弄了八个菜两个汤,大圆桌几乎摆满,陆子坚还陪着老头儿喝酒,算是给他压压惊——但老头儿依然是一脸颓丧,很没有精气神的样子。
这年头好像还没提倡文明办案,但一来金一趟只是无证行医被人告发,二来他也一把岁数了,三来陆子坚打电话找人往外捞的电话打得比较及时,所以其实他在所里没受什么罪,现在他纯粹就是心气儿被打掉了。
吃饭的工夫,金枝一个劲儿的也就是安慰、开导,不敢说什么埋怨的话。
金秀倒好,原本牙尖嘴利的一个,现在话越来越少。
眼看两大杯子绍兴黄下肚,老头儿脸色开始红润、也活泛起来,陆子坚才笑着说:“老爷子,我听金枝说,您老人家可不只是看药材、看病是内行,对于茶叶,您可也是很有研究的,真的假的?”
老头儿这会儿状态好了不少,顺嘴就说:“还行。”
“那我给您找个活儿干怎么样?您去帮我收点茶叶去!”
老头儿是1929年生人,别看六十多奔七十了,身体却一直都相当好,反正别的不说,陆子坚清楚地知道,这老头儿到2023年还活得好好的呢!
但他却是那种做事情讲究、心气儿也高的人。
纯让他端闺女的饭碗,尤其还是闺女摆明了是给人当小老婆姨太太的饭碗,他大概是有些不甘不愿,因此最近这些天,虽然金枝每个月都给他钱,他其实已经不缺钱,但脸色却并不算多好。
他需要有个事儿干。
其实医师执业资格证很好办,但他过去的案底却不太好弄,因为他不是什么政策性的问题,而是在当年就无证行医,兼且还有个投机倒把。
当然,不好弄不代表不可以弄,但那已经是后话了。
正好最近陆子坚手里宽绰的很,而当下的话,国内的茶叶消费在陆子坚看来,也就才刚刚开了个头儿,所以他就寻思着,倒是可以指使指使老头儿。
倒不为囤积居奇,将来好卖个好价钱,赚多少钱之类的。
关键这玩意儿本身自己囤一些来喝,就已经是很有意思的妙事。
“茶叶?你收茶叶?”
老头儿杯子还端在手里,只是微微愣了一愣,马上就回过神来了,“你生产汽水儿用的那什么茶叶,那是些什么东西,算不得茶叶!”
陆子坚哈哈一笑,还没说话,金秀倒是忽然开口了,“爸,我姐夫生产的那不是汽水儿,跟您说过多少遍了,那是茶饮料,跟汽水儿不是一码事!”
老头儿撇撇嘴,不说话。
金枝瞪了自己妹妹一眼。
金秀则噘了噘嘴,不说话了,低头吃饭。
“不是那种茶叶,我做汽水儿的东西,也有茶的成分,但是那个味道,其实主要还是靠各种香精调出来的,茶叶不是主料。
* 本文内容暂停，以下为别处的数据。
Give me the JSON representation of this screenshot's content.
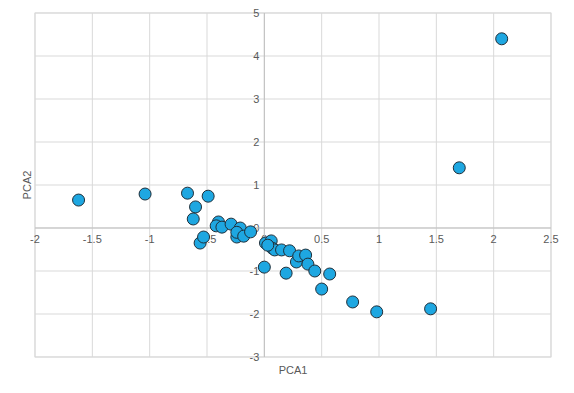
{
  "chart_data": {
    "type": "scatter",
    "x_label": "PCA1",
    "y_label": "PCA2",
    "x": [
      -1.62,
      -1.04,
      -0.67,
      -0.49,
      -0.6,
      -0.62,
      -0.56,
      -0.53,
      -0.4,
      -0.42,
      -0.37,
      -0.29,
      -0.24,
      -0.21,
      -0.24,
      -0.18,
      -0.12,
      0.01,
      0.06,
      0.07,
      0.09,
      0.15,
      0.22,
      0.28,
      0.3,
      0.36,
      0.38,
      0.44,
      0.19,
      0.0,
      0.5,
      0.57,
      0.77,
      0.98,
      1.45,
      1.7,
      2.07,
      0.03
    ],
    "values": [
      0.65,
      0.79,
      0.81,
      0.74,
      0.49,
      0.21,
      -0.35,
      -0.21,
      0.14,
      0.05,
      0.02,
      0.09,
      -0.21,
      0.0,
      -0.1,
      -0.19,
      -0.09,
      -0.35,
      -0.3,
      -0.47,
      -0.51,
      -0.51,
      -0.53,
      -0.79,
      -0.65,
      -0.63,
      -0.84,
      -1.0,
      -1.05,
      -0.91,
      -1.42,
      -1.07,
      -1.72,
      -1.95,
      -1.88,
      1.4,
      4.4,
      -0.4
    ],
    "color": "#1ea7e1",
    "marker": "circle",
    "xlim": [
      -2,
      2.5
    ],
    "xticks": [
      -2,
      -1.5,
      -1,
      -0.5,
      0,
      0.5,
      1,
      1.5,
      2,
      2.5
    ],
    "ylim": [
      -3,
      5
    ],
    "yticks": [
      -3,
      -2,
      -1,
      0,
      1,
      2,
      3,
      4,
      5
    ],
    "grid": true
  }
}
”
跟老头儿碰个杯,他一饮而尽,放下杯子给老头儿一边倒酒一边继续说:“我说让您收茶叶,是让您去滇省啊、闽省啊之类的地方,收点儿好的普洱茶、红茶、岩茶之类的……”
“呦!”
老头儿正要拿筷子,听到这话,却是一扭头,看过来了,“普洱?”
他放下筷子,“你还懂普洱?”
何止是懂呢!陆子坚上辈子认识一个超牛的老哥,湾湾人,八十年代就到国内来做生意了,但他不像其他的湾湾人一样,来了开服装厂啊、食品厂之类的,他来了之后只做一件事——跟茶叶、跟喝茶有关的事情。
他一边大量的囤紫砂的料、做壶,一边跑去各地收茶叶。
初期他没太多钱,但是2000年前后,他手头渐渐宽裕,开始跑去滇省收茶,历个年份,他囤的普洱生茶、熟茶,都是以几十吨计,且几乎全都是后来奢贵到需要一棵树一棵树去区分开的老树料。
后来国内被炒到二三十万一饼的老茶,很多都是从他手里拿的。
陆子坚所在的那个小圈子,也基本上都喝这个老哥手里的茶。
说句不算夸张的话,真的普洱茶的好料,在被某些人炒作起来之前,就已经大量的都被人家给囤好了。